UK farmland market slows, but investor interest picks up

UK property agency Strutt & Parker says that overall, prices are continuing the slow decline that began last year, but investor interest should bolster values from 2018.

Less UK farmland was sold in the first half of 2016 compared with the same period in 2015, but sales grew slightly in the second quarter, according to a report by UK property agency Strutt & Parker.

The slowdown is part of an ongoing trend, and does not seem affected by Brexit. Between 2007 and 2014, at least 76 percent of marketed land was sold a year, but that dropped to below 50 percent last year.

Fifteen thousand acres have been sold so far this year, with private investors and buyers looking for roll-over capital increasing their activity in the market as farmers’ buying interest slows.

Investors bought a quarter of the land sold in 2015 and a third in 2016 to date. Strutt & Parker expects investor rather than farmer demand to support prices and contribute to 5 percent increases in prices from 2018 onwards.

“Farmer buyers now account for just under 50 percent of the market, the lowest level since we started tracking the market in 1996,” said Michael Fiddes, head of estates and farm agency at Strutt & Parker.

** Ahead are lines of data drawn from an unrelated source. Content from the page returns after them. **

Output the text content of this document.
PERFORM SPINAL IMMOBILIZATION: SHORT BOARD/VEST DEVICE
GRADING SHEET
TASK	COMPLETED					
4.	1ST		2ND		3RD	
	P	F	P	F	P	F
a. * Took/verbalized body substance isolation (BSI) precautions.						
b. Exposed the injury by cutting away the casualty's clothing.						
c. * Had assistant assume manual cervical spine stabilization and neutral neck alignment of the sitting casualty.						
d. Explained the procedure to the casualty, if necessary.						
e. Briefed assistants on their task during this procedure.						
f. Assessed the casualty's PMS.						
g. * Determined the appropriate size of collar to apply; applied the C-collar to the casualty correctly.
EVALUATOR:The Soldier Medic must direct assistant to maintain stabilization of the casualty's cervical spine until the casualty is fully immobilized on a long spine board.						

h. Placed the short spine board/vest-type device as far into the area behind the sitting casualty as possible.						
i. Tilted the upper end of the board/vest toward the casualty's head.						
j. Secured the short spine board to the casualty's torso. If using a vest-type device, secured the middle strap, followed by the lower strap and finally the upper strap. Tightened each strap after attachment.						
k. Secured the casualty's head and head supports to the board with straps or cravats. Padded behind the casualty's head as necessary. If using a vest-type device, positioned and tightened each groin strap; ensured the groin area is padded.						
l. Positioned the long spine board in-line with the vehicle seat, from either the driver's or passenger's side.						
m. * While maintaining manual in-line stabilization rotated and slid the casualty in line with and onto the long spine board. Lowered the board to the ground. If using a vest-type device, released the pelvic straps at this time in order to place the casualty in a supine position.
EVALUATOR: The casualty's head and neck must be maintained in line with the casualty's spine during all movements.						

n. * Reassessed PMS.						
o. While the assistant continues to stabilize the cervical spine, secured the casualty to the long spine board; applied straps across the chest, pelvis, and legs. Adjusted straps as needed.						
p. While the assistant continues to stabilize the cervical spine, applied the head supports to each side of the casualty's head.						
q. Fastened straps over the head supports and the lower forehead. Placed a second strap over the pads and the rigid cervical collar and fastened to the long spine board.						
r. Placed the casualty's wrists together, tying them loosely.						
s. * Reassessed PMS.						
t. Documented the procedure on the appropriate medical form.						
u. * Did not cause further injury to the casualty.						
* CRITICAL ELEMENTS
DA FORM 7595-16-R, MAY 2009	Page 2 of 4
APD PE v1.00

Overall, 25 percent less farmland was placed on the market than last year, 41,900 acres compared with 56,500 acres in the first half of 2015. Private investors have focused mainly on small farms in the southern half of England.

The strongest performing farmland is top quality arable land, with current prices level to those at the beginning of 2015. Pasture prices have also remained relatively stable, rising 2 percent since the first quarter but overall 5 percent lower than this time last year.

The report found that while overall prices were in line with 2015 slowdown trends, the range of prices has also risen. The top quartile of arable land has increased in price in the first quarter of 2016, by 8 percent in the South East and 18 percent in the South West. The bottom quartile of pastureland in the South West fell in value by 13 percent in the second quarter of 2016 compared with the first.

The report also forecasts “little change in prices in 2016 despite the continuing pressure on farm profitability due to low commodity prices and of course the uncertainty due to Brexit”.

“Well before the vote to leave the EU, the farmland market had started polarising – with some land still in strong demand and but other blocks struggling to sell and prices under pressure. The market will continue to be characterised by being very dependent on local demand,” the report concludes.

“The Brexit debate has contributed to a slowdown in the amount of land coming forward … but there is no real evidence of deals falling through as a consequence of the ‘leave’ vote,” said Fiddes.